Coupe du Congo à huis clos : Le football congolais face au défi du financement des stades

‎La Coupe du Congo se disputera sans le soutien du public au stade Tata Raphaël. Les organisateurs ont décidé que l’ensemble des rencontres programmées dans cette enceinte se joueront à huis clos, une mesure déjà appliquée lors des playoffs de la Ligue nationale de football (LINAFOOT). Si cette décision répond à des impératifs de sécurité et d’organisation, elle soulève également une question économique majeure : quel est le coût réel d’un stade vide ?


‎Au-delà de l’aspect sportif, le huis clos entraîne une perte de revenus pour l’ensemble de l’écosystème du football. La billetterie constitue l’une des principales sources de financement des infrastructures sportives. À titre d’illustration, si une rencontre accueille habituellement entre 10 000 et 20 000 spectateurs, avec un prix moyen de billet compris entre 5 et 10 dollars américains, les recettes potentielles varient entre 50 000 et 200 000 dollars par match. Lorsque les rencontres se disputent sans public, cette manne financière disparaît entièrement.

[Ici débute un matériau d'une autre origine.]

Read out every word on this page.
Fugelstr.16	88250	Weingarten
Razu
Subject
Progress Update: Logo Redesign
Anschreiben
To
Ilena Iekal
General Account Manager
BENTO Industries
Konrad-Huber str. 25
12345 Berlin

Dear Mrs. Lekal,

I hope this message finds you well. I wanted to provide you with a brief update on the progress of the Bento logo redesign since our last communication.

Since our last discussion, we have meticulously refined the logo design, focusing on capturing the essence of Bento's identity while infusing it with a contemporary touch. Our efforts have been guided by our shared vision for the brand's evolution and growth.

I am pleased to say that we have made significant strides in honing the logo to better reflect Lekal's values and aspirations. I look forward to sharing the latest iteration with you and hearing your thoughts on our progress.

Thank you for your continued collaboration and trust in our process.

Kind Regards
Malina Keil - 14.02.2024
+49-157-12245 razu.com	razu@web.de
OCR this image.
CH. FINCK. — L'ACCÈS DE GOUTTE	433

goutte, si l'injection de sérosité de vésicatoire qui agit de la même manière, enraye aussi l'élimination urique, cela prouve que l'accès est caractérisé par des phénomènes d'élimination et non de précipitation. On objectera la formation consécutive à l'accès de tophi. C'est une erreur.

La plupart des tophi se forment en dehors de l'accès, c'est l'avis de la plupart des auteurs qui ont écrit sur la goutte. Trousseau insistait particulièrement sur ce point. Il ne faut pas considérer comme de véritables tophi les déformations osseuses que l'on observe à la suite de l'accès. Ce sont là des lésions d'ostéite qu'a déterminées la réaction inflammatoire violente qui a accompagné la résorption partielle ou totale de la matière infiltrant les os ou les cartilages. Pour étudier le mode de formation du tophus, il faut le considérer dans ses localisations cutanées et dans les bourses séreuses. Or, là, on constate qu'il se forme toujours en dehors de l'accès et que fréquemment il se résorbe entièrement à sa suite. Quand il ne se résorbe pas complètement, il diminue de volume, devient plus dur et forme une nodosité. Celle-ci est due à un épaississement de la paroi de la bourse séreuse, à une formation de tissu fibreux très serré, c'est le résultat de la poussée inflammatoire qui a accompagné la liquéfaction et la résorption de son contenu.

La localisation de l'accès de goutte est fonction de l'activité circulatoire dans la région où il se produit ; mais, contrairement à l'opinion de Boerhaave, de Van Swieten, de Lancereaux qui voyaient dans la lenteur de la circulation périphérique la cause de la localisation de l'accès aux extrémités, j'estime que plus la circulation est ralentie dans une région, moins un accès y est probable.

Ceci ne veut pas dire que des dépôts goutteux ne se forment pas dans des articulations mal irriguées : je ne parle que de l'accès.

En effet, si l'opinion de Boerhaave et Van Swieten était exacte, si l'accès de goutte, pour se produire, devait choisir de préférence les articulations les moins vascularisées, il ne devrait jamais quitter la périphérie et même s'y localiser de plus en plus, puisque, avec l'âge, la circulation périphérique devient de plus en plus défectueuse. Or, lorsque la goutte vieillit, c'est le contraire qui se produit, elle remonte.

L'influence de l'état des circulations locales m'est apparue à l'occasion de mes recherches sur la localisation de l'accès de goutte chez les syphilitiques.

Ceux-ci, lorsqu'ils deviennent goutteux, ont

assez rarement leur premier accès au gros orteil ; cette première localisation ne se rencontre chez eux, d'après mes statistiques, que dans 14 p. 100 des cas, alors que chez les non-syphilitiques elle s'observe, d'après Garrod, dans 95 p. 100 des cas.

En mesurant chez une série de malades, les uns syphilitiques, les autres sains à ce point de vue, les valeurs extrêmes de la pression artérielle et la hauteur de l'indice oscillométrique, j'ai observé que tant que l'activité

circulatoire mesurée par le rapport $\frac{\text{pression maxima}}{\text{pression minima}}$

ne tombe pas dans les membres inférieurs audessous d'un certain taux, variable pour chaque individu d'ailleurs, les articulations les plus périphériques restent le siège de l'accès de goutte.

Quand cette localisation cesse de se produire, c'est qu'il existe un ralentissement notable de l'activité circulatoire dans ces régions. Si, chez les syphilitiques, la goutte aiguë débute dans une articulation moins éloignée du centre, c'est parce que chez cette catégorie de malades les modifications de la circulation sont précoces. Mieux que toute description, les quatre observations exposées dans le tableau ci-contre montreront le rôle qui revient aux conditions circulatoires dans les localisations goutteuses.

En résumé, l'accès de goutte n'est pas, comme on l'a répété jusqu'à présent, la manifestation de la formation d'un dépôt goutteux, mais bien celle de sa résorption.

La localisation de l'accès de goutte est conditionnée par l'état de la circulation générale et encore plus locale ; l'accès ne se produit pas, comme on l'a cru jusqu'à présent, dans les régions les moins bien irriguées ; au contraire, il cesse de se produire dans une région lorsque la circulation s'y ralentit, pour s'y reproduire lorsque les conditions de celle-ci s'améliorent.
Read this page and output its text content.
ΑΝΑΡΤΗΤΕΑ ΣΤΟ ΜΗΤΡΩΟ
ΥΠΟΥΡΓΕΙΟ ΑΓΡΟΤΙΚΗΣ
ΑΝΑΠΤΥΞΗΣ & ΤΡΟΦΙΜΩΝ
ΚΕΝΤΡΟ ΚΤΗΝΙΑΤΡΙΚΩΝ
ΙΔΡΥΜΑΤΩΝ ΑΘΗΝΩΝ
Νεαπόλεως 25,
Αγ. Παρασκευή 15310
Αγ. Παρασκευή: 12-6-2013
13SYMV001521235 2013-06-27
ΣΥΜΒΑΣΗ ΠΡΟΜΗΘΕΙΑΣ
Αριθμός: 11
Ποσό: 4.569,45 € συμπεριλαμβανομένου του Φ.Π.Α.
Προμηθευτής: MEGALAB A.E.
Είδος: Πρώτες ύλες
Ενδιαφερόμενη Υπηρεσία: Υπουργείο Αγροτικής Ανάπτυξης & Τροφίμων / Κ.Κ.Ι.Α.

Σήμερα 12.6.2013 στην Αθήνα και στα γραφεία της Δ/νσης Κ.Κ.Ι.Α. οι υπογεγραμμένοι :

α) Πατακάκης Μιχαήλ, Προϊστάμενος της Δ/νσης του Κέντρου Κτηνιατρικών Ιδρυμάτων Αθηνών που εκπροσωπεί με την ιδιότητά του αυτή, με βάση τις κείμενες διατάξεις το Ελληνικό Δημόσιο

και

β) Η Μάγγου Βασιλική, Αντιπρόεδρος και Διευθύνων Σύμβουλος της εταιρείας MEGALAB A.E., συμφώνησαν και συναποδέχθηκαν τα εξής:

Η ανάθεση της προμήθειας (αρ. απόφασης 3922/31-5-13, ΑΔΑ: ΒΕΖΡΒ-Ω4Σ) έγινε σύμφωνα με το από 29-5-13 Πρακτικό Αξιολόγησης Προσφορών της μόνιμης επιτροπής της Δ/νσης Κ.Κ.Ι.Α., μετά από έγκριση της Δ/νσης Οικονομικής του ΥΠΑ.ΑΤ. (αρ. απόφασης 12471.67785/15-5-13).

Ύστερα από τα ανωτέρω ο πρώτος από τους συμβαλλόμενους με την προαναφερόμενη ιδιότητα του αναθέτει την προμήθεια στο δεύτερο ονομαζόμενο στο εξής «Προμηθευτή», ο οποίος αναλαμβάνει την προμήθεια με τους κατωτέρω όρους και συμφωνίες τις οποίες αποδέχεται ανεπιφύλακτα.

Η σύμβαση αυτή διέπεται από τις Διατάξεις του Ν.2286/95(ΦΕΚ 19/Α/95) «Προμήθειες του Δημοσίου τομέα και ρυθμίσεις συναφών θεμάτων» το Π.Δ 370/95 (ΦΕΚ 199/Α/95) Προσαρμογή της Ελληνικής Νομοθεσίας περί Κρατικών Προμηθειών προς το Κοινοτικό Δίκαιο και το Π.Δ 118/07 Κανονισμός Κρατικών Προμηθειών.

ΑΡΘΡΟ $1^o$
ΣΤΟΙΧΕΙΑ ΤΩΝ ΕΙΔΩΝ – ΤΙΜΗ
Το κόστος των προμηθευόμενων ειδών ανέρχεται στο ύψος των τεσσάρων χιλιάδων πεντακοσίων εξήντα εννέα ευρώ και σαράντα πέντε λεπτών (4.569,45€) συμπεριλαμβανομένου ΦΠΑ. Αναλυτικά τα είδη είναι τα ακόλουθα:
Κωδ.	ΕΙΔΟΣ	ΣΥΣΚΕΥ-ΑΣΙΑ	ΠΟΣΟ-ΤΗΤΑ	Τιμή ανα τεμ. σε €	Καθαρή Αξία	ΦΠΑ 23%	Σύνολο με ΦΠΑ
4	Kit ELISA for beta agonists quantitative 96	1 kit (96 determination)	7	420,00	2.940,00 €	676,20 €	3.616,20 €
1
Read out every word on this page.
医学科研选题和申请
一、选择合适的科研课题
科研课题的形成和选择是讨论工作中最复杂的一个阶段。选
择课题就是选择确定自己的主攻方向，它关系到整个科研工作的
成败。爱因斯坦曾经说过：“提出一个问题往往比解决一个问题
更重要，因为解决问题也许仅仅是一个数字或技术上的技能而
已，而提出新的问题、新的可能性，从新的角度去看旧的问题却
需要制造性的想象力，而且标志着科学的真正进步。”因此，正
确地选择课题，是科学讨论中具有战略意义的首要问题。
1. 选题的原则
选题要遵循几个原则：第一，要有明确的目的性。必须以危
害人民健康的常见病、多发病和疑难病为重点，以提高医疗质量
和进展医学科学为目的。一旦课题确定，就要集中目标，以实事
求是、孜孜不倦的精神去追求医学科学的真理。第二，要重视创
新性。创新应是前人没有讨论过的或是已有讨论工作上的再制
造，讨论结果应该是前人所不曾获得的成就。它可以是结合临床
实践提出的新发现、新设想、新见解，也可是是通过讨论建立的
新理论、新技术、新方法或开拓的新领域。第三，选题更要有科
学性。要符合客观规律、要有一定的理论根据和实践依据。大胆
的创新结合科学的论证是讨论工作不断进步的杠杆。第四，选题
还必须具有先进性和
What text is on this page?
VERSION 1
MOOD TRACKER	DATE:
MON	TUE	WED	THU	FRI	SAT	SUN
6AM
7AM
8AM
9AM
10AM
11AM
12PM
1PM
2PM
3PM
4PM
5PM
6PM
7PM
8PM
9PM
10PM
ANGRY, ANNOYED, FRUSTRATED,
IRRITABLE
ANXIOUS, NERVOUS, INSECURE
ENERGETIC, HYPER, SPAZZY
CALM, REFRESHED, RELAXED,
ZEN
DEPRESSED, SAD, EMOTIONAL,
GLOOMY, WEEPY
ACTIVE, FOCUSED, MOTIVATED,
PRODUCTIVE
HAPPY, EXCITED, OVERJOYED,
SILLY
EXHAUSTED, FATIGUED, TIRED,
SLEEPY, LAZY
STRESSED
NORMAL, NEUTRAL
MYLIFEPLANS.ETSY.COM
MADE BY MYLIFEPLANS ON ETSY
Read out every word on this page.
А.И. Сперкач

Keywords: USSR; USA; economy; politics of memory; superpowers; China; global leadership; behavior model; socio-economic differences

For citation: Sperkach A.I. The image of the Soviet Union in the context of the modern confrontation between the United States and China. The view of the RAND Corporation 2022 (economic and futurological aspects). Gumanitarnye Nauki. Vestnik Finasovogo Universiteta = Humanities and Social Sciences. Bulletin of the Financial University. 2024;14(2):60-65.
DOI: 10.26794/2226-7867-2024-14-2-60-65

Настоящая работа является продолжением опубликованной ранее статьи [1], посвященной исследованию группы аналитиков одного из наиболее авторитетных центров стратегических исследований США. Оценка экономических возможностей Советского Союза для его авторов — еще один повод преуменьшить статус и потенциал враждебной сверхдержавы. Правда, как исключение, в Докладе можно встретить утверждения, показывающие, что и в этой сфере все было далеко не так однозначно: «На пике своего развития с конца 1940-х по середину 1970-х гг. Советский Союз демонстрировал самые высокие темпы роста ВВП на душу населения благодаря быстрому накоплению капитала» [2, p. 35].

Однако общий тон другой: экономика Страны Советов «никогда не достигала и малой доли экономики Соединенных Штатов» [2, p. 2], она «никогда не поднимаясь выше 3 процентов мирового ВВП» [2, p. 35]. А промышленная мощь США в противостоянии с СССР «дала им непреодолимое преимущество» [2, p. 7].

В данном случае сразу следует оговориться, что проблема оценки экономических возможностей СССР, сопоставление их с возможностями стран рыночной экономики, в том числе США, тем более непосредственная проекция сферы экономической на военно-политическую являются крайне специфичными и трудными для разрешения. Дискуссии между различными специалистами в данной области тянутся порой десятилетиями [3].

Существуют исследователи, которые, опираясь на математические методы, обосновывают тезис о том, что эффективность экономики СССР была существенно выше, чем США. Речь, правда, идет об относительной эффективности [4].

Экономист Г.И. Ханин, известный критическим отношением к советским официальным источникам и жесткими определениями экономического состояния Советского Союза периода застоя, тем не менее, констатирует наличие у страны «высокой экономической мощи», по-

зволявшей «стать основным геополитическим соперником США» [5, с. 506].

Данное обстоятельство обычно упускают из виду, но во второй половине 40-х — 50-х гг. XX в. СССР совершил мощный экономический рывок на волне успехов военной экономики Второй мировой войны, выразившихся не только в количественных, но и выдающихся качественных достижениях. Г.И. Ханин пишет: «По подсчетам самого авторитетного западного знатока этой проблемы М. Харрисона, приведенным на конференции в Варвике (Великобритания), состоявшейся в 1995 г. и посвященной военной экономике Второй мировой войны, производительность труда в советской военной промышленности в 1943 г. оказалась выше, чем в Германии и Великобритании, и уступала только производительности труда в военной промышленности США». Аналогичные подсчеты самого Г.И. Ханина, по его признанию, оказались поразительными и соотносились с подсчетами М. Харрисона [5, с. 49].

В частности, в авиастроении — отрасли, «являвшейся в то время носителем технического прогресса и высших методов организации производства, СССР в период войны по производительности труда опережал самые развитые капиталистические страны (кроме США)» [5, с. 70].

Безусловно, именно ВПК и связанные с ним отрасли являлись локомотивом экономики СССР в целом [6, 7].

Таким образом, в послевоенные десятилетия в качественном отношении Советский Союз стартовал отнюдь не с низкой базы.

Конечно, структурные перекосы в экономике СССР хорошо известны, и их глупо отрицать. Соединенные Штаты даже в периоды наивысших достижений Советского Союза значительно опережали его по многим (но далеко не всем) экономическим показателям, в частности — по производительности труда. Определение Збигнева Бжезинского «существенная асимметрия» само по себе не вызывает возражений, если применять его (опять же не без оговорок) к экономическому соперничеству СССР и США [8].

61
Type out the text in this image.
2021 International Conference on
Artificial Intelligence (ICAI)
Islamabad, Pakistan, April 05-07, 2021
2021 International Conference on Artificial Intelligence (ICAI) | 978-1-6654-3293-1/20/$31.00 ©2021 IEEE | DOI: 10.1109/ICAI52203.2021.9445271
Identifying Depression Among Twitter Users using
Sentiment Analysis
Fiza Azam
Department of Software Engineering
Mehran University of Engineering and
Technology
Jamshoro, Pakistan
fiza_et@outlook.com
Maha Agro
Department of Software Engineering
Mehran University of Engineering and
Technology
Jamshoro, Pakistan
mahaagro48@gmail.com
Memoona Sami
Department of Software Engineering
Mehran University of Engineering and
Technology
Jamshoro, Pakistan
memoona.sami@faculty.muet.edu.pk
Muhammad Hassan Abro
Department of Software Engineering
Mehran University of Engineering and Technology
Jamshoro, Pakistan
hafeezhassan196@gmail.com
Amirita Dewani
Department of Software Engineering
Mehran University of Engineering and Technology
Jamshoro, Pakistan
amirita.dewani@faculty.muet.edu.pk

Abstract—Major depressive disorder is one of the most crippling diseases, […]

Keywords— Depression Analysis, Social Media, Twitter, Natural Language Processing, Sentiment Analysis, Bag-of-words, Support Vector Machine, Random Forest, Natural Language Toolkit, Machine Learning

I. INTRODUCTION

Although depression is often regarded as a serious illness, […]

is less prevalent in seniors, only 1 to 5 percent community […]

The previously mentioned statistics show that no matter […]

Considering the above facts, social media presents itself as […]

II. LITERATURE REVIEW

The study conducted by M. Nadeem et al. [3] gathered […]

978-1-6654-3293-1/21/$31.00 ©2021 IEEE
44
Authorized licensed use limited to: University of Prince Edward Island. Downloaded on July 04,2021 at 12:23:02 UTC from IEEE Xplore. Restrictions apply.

‎À ces pertes directes s’ajoutent les revenus issus des parkings, des concessions commerciales, de la location d’espaces publicitaires et des ventes de boissons ou de produits dérivés, qui peuvent représenter plusieurs milliers de dollars supplémentaires selon l’affluence et l’importance de la rencontre.

‎L’impact dépasse les finances des stades. Chaque match génère une activité économique importante autour de l’enceinte sportive. Les vendeurs de nourriture, les commerçants ambulants, les transporteurs, les mototaxis, les taxis, ainsi que de nombreux petits prestataires réalisent une part significative de leurs revenus les jours de compétition.

‎En prenant l’hypothèse de 300 à 500 petits commerçants présents autour du stade, chacun réalisant un chiffre d’affaires moyen de 20 à 50 dollars par rencontre, les pertes pour le commerce informel peuvent atteindre 6 000 à 25 000 dollars par match. Les opérateurs de transport enregistrent également une baisse sensible de leurs recettes en raison de la diminution des déplacements des supporters.

‎Ainsi, en additionnant les pertes de billetterie, les revenus commerciaux du stade et les activités économiques périphériques, l’impact financier global d’un seul match disputé à huis clos peut être estimé entre 70 000 et plus de 250 000 dollars, selon l’affiche, la capacité d’accueil et le niveau de mobilisation du public. Sur plusieurs rencontres de la Coupe du Congo, le manque à gagner pourrait donc se chiffrer en plusieurs centaines de milliers de dollars.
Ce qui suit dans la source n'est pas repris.